«¿AQUÍ VENDEN LUPAS?»
Sin caer en un determinismo que sólo beneficia a las agencias de viajes, considero que el mexicano prefiere ser turista que emigrante. Aunque nos quejemos de lacras que vienen desde que Tezcatlipoca paseaba por los desiertos con su espejo humeante, rara vez pensamos en irnos para siempre. José María Pérez Gay atrapó este dilema del exilio voluntario en el título de una novela: La difícil costumbre de estar lejos.
Después de vivir tres años en Barcelona, amigos que no dejarían México ni para casarse con Nicole Kidman, me ven como si no hubiera pasado el antidoping. ¿Qué clase de toxina me hizo regresar? La pregunta se produce en las comidas a la hora del flan, ya agotados los temas obvios y antes de que surjan los vibrantes chismes de sobremesa.

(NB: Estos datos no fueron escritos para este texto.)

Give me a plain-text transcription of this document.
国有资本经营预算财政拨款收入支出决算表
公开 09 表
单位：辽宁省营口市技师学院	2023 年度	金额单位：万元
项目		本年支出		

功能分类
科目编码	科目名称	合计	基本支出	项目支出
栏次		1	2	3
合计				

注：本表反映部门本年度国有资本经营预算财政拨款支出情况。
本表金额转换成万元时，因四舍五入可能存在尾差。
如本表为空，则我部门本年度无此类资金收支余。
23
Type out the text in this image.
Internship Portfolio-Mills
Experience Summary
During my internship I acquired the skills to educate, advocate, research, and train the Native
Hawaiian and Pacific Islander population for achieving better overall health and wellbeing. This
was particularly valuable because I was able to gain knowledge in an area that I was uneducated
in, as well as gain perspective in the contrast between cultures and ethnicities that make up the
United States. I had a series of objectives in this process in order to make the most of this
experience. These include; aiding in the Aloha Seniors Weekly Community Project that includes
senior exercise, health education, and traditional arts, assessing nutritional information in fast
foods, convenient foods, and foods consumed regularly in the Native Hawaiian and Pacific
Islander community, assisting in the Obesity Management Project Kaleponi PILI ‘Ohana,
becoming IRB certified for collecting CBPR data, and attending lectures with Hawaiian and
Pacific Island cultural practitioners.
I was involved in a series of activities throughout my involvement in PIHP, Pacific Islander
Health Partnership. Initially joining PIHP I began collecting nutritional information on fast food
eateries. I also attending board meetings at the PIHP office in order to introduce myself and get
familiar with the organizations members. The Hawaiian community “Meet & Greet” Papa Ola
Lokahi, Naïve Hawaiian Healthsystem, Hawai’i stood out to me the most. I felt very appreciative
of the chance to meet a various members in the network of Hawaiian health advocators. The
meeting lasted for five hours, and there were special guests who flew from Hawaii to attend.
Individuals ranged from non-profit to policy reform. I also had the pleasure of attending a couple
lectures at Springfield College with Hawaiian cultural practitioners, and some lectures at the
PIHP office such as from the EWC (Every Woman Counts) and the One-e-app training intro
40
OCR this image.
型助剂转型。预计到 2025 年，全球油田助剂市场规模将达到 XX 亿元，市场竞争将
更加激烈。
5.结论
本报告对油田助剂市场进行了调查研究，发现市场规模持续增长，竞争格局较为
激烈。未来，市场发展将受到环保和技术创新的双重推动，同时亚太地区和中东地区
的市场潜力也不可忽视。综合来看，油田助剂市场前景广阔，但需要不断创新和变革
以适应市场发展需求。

La gastrosofía no ha estudiado lo suficiente esa zona blanda del trato social, la pausa en la que alguien debe justificar por qué está en la mesa. De poco sirve decir que la vida en México permite los placeres complementarios de quejarse del país y tener ganas de ir al extranjero. En Barcelona pierdes la ilusión de irte a Barcelona. El argumento suele ser enfrentado por unas cejas que significan: «Fracasaste, ¿verdad?» Si la medida del éxito es el tiempo de emigración, hay que reconocer que toda vuelta equivale a una derrota.
En las reuniones de evaluación de la vida nacional, llega el momento de piedad —última cucharada del flan— en que los amigos se critican para que veas lo absurdo que significa volver a estar con ellos. Esto te divierte «a la mexicana» (el despropósito resulta chistoso, la ofensa amable, la irresponsabilidad original, el doble sentido venturosamente indescifrable). Vuelves a tu casa y descubres que también el insomnio tiene su hora del flan: «¿Para qué volví?»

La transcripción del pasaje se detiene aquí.